Looking closer to the formal definition of quality by a country's Standardising Institutes and its authors, partly reflects the above observation.

3.1.1 German Quality Definition
The German DIN55350 defines QUALITY:

"The entirety of properties and attributes of a product or service, relate to the suitability to fulfil given requirements."

Although the definition makes the link to given requirements, it does not answer the question who will determine these requirements; will it be the selling company, their engineers, a person of unquestioned formal authority (in our case the ophthalmologist) or will it be the person who will live with the service or product respectively?

3.1.2 Japanese Quality Definitions
The Japanese JIS terminology standard Z8101-1981 defines QUALITY CONTROL as:

A system of methods for the cost effective provision of goods or services whose quality is fit for the purchaser's requirements.
[Ish90p.1]
This understanding of quality includes the cost aspect and gives the answer of who decides on the requirements: it's neither the engineer nor a person of special authority, but solely the client.
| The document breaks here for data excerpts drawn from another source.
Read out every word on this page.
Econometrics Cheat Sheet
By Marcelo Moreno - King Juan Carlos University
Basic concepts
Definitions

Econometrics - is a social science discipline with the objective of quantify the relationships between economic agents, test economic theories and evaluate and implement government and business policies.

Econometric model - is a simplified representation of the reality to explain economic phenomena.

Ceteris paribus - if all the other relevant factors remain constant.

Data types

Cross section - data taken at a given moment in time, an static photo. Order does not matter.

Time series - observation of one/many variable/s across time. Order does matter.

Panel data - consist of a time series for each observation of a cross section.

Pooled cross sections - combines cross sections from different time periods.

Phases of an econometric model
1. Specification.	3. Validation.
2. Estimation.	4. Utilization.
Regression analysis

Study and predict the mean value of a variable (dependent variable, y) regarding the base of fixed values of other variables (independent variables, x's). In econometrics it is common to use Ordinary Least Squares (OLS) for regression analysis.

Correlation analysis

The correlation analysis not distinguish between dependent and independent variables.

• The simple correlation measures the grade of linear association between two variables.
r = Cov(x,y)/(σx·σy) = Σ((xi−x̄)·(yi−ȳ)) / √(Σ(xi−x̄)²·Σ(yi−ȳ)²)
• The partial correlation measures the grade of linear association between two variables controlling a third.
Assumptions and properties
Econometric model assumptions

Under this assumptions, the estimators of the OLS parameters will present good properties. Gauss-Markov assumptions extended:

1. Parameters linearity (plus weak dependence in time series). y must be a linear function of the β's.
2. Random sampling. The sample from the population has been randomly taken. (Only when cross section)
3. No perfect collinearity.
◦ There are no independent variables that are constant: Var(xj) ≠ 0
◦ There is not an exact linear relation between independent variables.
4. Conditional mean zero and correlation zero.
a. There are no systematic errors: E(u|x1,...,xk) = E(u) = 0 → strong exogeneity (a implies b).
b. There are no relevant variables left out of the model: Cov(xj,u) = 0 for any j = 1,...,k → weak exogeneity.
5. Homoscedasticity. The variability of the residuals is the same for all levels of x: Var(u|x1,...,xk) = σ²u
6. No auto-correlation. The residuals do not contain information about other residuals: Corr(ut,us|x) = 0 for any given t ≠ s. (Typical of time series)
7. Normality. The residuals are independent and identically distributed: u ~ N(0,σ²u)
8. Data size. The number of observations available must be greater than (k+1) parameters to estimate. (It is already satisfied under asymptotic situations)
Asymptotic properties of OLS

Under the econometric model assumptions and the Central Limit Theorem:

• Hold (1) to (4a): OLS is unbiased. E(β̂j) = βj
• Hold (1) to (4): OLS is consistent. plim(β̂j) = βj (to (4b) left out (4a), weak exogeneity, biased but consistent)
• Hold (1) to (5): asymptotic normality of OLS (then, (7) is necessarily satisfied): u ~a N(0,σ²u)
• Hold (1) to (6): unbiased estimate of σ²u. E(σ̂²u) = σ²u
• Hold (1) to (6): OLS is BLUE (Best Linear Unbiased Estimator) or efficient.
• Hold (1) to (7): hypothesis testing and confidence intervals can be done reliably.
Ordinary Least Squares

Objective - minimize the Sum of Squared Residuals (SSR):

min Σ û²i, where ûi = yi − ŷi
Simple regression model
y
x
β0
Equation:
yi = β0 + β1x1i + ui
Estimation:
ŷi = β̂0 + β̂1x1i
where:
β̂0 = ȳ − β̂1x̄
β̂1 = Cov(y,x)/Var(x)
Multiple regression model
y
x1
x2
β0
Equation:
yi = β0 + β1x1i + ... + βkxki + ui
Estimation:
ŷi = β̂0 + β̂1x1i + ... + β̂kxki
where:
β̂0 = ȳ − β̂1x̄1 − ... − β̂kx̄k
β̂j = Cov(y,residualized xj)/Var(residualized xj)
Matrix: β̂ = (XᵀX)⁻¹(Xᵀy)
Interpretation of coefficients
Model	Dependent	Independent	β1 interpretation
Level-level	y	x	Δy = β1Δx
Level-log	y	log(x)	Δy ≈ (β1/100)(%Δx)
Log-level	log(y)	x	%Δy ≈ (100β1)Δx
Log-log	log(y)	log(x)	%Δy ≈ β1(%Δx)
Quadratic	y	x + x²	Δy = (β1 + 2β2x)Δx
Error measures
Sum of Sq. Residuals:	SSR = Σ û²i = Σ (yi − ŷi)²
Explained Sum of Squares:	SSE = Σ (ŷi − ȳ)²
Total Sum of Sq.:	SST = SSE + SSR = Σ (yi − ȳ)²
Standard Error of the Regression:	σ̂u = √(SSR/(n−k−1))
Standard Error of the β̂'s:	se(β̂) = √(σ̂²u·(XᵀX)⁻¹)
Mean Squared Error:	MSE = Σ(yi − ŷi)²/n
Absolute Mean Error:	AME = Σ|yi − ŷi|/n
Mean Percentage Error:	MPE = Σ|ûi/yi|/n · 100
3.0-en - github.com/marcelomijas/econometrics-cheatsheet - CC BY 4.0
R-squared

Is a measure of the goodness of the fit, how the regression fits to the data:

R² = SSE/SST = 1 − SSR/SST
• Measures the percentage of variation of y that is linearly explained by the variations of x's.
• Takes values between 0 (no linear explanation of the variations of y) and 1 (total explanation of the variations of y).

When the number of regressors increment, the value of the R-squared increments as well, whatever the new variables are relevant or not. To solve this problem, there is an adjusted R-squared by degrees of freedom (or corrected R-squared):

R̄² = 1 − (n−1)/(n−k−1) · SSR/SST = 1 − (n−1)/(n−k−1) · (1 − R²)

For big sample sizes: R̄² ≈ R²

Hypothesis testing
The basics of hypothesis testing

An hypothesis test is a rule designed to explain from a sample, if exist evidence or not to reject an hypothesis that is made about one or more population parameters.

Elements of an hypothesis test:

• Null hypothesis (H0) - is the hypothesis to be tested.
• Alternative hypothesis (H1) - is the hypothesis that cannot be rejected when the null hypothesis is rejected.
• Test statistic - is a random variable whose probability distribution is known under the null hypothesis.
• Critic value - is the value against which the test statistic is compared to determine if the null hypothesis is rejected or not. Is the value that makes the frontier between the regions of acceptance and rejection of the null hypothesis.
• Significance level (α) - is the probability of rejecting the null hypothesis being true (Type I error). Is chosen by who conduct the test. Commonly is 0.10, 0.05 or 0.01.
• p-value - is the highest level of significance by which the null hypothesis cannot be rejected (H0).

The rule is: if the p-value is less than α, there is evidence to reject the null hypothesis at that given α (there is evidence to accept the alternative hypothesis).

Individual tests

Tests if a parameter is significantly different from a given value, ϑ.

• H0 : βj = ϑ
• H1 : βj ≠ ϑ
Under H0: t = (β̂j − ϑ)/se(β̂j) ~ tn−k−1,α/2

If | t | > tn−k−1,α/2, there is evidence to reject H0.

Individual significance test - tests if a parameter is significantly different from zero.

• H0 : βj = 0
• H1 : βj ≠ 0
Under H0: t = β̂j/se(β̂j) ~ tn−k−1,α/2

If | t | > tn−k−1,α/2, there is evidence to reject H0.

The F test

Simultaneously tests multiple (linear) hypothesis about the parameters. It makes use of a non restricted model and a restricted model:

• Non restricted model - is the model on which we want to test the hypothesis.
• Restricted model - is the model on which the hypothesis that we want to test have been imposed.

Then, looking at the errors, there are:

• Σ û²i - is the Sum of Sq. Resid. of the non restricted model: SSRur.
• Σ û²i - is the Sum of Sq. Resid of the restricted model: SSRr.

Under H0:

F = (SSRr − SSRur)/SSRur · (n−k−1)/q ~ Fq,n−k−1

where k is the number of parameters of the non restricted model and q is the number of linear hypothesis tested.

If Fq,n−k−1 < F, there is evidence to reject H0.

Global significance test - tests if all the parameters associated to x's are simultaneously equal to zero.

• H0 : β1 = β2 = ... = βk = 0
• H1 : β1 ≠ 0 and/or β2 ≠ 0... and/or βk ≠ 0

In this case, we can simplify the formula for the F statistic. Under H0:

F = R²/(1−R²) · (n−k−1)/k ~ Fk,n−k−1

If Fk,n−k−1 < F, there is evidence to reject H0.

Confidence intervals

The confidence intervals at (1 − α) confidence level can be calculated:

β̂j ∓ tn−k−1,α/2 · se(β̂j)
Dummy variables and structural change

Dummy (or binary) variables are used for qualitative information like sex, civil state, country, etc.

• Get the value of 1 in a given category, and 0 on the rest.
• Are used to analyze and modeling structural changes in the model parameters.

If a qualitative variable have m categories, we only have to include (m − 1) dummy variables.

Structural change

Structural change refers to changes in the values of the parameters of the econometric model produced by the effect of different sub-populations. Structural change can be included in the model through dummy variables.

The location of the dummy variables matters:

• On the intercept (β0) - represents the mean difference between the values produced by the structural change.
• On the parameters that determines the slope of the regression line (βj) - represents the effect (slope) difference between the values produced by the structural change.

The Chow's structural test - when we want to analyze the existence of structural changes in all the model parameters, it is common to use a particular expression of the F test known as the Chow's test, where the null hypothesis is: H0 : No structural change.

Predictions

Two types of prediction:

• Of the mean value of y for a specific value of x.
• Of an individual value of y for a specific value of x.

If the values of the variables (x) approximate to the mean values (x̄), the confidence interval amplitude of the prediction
Ishikawa even goes a further:

The quality that people will buy with satisfaction.
[Ish90p.16].

In order to fulfil this definition he recommends the following five attitudes [Ish90p.17ff]:

1. The four aspects of quality:
 Q(quality): quality characteristics in their narrow sense.
  Performance, purity, strength, dimensions, tolerance, reliability, etc..
 C(cost): characteristics related to cost and price; cost control and profit control
 D(delivery): characteristics related to quantities and lead times (quantity control)
 S(service): problems arising after products have been shipped; product characteristics
  requiring follow up.

2. Complaints:
There exist three manners to react to complaints: Old style companies often ignored complaints with the mentality that the client was be lucky enough to be one of the rare owners of their unique product. Secondly, a company can start OUTSIDE ACTION- satisfying the customer on actual claims for compensation by free replacement, money compensation, etc.; the reaction is measured by speed and sincerity. Thirdly, a company can take INTERNAL  ACTION of actual claims and moreover of complaints unaccompanied by claims.  The latter approach uses the vital and cheap information of its customers to improve its products. Recurrence prevention will lead to higher backward-looking qualities  and the practical hints from their customers which are taken care of will raise the forward-looking qualities.